During a special Grants Pass City Council workshop on the Addressing Homelessness grant, councilors voted to disqualify one applicant, Tender Technologies, for missing required materials and other concerns; a separate motion to disqualify Pathways to Stability for alleged improper communications failed.
Tender Technologies disqualified
Councilors moved and voted to disqualify Tender Technologies after staff and several councilors identified missing application components, potential unallowable costs and a risk review that raised concerns about the applicant's readiness. The disqualification motion passed in council at the workshop and Tender Technologies' application was removed from further consideration.

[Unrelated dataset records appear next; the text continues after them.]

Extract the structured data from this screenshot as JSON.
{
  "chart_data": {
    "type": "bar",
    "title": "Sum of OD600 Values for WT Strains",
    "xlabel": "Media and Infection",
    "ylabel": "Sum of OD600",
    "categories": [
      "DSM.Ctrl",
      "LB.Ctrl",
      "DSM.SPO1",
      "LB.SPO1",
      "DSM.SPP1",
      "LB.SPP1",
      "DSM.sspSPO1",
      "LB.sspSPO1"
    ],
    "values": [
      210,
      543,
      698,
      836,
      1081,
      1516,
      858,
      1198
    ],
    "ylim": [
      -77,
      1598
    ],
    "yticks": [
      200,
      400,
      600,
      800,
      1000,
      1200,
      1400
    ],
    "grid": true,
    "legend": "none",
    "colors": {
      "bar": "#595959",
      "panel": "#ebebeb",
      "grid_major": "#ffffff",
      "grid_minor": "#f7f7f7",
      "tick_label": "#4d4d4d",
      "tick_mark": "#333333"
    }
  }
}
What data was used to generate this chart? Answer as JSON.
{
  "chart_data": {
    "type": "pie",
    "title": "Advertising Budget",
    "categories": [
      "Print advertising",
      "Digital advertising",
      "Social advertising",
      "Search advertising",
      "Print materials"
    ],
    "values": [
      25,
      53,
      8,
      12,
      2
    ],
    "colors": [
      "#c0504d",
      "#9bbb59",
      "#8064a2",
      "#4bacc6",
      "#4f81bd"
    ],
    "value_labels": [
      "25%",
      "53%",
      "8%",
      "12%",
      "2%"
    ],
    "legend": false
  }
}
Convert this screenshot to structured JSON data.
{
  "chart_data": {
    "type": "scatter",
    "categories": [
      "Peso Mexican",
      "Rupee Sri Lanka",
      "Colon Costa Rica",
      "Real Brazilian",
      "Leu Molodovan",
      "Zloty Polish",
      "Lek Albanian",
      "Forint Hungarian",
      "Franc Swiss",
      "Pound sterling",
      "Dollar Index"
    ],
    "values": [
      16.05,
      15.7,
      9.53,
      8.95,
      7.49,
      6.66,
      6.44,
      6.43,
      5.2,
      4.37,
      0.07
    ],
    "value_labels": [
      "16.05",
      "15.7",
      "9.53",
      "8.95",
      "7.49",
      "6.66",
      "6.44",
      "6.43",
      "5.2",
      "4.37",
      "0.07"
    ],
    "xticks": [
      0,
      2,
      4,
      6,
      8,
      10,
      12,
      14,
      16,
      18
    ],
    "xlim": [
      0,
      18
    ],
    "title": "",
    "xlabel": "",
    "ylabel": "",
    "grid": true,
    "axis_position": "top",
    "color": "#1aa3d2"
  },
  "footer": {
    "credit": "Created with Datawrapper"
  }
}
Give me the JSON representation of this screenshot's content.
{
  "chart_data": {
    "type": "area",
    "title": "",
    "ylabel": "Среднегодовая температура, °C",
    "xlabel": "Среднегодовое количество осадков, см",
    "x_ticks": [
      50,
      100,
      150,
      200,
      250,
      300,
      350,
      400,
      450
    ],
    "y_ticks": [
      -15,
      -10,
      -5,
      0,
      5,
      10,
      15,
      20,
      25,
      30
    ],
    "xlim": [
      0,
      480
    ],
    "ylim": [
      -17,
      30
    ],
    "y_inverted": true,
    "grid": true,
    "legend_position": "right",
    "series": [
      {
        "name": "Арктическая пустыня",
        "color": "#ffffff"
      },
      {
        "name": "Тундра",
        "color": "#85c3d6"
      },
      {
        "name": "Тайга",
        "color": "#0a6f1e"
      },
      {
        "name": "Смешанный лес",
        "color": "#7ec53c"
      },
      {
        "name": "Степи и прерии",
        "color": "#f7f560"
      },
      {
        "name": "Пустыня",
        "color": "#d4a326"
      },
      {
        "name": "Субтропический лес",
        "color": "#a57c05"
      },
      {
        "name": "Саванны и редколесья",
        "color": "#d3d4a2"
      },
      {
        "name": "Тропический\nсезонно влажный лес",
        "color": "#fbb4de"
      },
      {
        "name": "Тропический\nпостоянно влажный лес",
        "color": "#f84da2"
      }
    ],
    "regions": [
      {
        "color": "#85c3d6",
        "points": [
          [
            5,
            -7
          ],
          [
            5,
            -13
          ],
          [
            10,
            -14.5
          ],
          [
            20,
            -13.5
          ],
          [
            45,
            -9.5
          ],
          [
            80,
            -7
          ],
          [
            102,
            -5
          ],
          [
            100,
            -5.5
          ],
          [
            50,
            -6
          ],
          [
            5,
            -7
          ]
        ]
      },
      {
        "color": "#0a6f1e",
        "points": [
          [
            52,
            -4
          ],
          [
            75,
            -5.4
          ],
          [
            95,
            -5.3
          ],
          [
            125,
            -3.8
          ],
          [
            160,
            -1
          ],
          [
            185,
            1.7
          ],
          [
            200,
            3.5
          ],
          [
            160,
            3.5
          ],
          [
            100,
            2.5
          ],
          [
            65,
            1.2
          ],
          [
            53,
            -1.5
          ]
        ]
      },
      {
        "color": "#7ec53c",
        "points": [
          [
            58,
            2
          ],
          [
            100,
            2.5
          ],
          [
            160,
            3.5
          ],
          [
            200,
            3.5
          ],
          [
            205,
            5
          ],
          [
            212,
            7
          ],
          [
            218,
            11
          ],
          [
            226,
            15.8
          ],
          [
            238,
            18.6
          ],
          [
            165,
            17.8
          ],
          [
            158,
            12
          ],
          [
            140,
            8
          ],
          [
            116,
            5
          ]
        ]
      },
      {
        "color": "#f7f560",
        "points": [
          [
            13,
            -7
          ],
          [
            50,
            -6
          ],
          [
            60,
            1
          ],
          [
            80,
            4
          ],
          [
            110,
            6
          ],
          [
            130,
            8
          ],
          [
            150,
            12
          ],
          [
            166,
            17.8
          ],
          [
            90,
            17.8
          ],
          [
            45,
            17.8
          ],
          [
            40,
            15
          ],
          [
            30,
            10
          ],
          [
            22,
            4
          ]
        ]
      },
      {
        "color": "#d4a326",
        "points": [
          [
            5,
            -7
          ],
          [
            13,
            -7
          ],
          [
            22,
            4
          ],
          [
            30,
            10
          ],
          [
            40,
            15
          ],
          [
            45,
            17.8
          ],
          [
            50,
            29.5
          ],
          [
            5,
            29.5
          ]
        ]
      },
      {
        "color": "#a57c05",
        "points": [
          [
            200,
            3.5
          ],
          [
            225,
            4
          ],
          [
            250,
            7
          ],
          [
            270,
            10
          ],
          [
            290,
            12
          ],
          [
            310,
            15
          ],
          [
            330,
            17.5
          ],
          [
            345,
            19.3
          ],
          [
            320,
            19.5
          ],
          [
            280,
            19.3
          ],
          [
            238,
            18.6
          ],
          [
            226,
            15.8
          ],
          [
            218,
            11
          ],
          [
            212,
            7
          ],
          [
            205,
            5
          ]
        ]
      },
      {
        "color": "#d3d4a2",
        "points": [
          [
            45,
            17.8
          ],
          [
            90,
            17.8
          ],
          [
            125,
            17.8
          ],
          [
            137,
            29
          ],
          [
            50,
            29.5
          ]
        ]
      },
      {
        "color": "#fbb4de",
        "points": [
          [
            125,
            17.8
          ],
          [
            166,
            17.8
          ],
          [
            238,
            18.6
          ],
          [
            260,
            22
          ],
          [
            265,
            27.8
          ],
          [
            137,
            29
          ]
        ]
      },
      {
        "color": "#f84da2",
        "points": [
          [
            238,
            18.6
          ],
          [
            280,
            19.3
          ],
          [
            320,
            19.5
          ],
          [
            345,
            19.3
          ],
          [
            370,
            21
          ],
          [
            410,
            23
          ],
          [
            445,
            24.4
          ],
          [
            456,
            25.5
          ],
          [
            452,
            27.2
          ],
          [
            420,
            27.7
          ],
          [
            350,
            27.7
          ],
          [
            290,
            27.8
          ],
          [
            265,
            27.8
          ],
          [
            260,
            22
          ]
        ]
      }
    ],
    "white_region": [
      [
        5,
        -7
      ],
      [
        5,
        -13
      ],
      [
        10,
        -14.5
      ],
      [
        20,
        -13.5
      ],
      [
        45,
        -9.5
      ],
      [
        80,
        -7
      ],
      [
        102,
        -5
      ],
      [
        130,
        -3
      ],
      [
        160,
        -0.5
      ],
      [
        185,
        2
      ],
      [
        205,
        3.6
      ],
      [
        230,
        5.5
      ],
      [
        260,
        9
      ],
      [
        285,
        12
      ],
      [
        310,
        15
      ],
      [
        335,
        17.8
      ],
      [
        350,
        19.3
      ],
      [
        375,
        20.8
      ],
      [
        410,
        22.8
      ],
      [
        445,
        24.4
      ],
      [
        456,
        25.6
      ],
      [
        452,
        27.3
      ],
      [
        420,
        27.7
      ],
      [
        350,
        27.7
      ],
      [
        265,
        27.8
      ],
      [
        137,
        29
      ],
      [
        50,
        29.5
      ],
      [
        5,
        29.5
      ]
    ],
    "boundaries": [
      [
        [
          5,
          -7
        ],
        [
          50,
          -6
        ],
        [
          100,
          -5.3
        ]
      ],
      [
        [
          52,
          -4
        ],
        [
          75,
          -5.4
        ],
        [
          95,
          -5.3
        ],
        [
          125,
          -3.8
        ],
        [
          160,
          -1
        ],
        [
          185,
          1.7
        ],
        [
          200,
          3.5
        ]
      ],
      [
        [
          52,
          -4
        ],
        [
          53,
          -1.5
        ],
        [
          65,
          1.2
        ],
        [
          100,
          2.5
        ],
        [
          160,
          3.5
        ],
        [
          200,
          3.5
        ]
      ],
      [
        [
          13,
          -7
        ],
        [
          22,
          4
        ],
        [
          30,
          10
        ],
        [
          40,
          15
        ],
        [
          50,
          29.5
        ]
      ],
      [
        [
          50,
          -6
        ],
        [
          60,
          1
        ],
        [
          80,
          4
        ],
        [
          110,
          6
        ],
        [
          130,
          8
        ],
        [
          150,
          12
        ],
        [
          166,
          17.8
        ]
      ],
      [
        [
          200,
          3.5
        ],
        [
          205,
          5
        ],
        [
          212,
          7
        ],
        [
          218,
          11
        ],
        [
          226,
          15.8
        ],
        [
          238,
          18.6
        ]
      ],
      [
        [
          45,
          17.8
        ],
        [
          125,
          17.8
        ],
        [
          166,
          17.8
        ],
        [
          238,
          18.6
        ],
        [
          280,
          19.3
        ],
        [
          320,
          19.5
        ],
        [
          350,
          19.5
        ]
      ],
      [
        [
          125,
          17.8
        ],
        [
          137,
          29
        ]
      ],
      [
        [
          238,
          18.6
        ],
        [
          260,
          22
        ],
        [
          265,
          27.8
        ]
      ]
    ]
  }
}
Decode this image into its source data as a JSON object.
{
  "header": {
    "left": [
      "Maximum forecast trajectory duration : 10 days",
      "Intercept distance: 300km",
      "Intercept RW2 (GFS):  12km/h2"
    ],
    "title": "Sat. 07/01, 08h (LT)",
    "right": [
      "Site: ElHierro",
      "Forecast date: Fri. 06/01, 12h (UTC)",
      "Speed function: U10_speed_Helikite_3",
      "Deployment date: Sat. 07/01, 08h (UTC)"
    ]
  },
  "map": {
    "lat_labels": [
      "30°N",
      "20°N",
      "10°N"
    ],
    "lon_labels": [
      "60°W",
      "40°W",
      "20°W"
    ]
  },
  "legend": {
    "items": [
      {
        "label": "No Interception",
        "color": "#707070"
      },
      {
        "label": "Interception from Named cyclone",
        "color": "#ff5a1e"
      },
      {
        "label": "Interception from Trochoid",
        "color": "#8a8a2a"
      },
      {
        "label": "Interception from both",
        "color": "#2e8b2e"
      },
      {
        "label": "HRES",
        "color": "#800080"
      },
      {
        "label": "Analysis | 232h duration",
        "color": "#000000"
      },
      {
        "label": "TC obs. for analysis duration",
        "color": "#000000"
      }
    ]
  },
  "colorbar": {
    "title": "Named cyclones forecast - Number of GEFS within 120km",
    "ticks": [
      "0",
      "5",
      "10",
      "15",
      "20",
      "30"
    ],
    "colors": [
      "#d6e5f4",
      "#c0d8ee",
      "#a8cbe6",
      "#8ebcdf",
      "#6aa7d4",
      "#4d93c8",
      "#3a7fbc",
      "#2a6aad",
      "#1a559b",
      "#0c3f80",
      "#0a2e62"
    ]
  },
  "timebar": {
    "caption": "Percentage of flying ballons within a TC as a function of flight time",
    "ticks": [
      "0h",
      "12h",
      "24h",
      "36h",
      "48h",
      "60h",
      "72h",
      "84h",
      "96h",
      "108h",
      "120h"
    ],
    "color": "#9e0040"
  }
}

Allegations of improper communications and a failed disqualification motion
Councilors debated whether some applicants had engaged in improper communications with elected officials or staff during the RFP period. One councilor moved to disqualify Pathways to Stability, citing an Oct. 1 email that had been sent to the mayor and a Oct. 14 email describing a national program. That motion failed: council twice rejected motions that would have disqualified Pathways — first a combined location-and-communication motion and then a narrower motion focused on communications.
Council discussion and mayoral statements
Several councilors described the RFP's rule that communications about proposals should be limited to the city recorder or city attorney and noted that some outside emails had been received. Council debated whether the emails constituted disqualifying improper communications or mere informational messages. Mayor Clint Sherf told council he had not replied to an Oct. 1 message and that he had not engaged in private discussions that would have influenced the RFP evaluation.
Why it matters
The RFP included explicit mandatory disqualifiers (failure to meet program requirements, unacceptable location under zoning law, missing deadlines, improper communications) and optional ones. Council applied the mandatory rules in its disqualification of Tender Technologies while deciding not to disqualify Pathways after discussion and a roll call vote.
Next steps
After disqualifying Tender Technologies and declining to disqualify Pathways, council heard and scored remaining applicants and later directed staff to prepare a draft contract for Pathways to Stability conditioned on site control. The workshop record reflects continuing debate about how strictly to interpret the RFP's optional disqualifiers and how the city should treat outside communications while preserving a fair procurement process.